6 red bell peppers - tops and seeds removed
3 eggs, beaten
3 cups meatless spaghetti sauce
1 ¼ cups instant rice
¼ cup finely chopped onion
1 teaspoon salt
1 ½ teaspoons Worcestershire sauce
1 pinch ground black pepper
1 ½ pounds lean ground beef
2 cups meatless spaghetti sauce
6 tablespoons shredded Cheddar cheese, divided

Nutrition Info

595.1 calories
carbohydrate: 53.4 g
cholesterol: 183.3 mg
fat: 25.7 g
fiber: 8.3 g
protein: 34.9 g
saturatedFat: 9.7 g
servingSize: -
sodium: 1404.9 mg
sugar: 23.9 g
transFat: : -
unsaturatedFat: : -

Directions

  1. Preheat oven to 350 degrees F (175 degrees C).

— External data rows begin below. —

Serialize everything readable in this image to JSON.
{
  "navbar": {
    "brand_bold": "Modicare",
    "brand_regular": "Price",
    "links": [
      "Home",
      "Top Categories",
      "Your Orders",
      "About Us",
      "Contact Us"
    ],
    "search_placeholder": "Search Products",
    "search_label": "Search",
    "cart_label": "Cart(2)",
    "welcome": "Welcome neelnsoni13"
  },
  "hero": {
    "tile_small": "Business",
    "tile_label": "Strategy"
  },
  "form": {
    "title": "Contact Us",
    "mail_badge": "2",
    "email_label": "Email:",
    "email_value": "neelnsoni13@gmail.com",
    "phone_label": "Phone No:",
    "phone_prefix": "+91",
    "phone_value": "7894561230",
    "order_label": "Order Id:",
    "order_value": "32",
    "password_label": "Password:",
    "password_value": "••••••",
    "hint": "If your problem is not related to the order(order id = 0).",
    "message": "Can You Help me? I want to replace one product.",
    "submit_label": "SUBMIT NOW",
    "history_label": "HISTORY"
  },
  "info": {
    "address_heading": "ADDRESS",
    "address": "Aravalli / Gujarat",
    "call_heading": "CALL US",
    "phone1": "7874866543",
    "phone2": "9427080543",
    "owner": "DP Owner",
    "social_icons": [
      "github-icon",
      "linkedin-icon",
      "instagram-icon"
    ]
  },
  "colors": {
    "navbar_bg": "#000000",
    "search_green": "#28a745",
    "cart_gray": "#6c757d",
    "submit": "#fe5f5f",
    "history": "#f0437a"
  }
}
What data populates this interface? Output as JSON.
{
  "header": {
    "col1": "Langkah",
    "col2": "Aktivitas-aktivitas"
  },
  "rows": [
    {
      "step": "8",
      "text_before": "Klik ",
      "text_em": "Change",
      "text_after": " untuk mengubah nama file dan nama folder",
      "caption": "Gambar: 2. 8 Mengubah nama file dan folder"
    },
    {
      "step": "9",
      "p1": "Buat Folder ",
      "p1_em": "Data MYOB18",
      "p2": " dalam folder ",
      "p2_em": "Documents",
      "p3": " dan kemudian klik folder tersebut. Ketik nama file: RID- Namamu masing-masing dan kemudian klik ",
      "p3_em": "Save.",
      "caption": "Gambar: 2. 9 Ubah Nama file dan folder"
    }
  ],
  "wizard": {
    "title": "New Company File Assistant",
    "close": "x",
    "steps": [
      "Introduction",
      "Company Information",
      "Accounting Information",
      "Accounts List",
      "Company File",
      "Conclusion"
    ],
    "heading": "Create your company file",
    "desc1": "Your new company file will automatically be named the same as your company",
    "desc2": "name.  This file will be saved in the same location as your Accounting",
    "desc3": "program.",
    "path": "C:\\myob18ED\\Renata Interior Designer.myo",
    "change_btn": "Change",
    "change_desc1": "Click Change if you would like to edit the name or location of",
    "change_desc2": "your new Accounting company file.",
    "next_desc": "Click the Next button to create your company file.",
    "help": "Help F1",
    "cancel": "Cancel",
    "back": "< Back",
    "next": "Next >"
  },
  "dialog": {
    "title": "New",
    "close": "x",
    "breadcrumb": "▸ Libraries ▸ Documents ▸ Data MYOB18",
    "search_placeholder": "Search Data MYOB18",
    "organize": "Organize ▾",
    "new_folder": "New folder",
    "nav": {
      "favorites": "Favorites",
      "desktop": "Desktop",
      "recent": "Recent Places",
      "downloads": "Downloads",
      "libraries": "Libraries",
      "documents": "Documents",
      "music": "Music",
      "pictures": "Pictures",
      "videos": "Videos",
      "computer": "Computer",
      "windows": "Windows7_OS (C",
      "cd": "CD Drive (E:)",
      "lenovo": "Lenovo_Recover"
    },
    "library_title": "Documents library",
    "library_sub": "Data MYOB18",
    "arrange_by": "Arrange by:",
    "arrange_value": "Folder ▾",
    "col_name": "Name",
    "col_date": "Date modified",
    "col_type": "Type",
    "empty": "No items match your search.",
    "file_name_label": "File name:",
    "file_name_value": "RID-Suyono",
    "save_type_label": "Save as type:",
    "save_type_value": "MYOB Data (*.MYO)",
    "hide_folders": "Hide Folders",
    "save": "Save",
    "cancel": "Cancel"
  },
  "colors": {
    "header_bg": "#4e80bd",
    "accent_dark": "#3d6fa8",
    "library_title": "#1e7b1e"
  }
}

  2. Bring a large saucepan of water to a boil, reduce heat to medium, and cook red bell peppers in the boiling water until slightly softened, about 5 minutes. Drain and rinse peppers with cold water.

  3. Stir eggs, 3 cups of spaghetti sauce, instant rice, onion, salt, Worcestershire sauce, and black pepper together in a bowl. Crumble ground beef into the mixture and stir until ground beef is thoroughly combined with sauce and rice mixture.

  4. Stand peppers in a large baking dish and fill each pepper with beef mixture. Pour 2 cups spaghetti sauce over the peppers. Cover dish with aluminum foil.

  5. Bake in the preheated oven until peppers are tender, the filling is set, and an instant-read meat thermometer inserted into the middle of a pepper reads at least 160 degrees F (70 degrees C), 55 to 60 minutes. Uncover and top each pepper with 1 tablespoon Cheddar cheese.

Recipe Yield

6 servings

Recipe Note

Stuffed red bell peppers are filled with savory beef and rice and baked with prepared spaghetti sauce for a hearty dish that doesn't need a lot of preparation.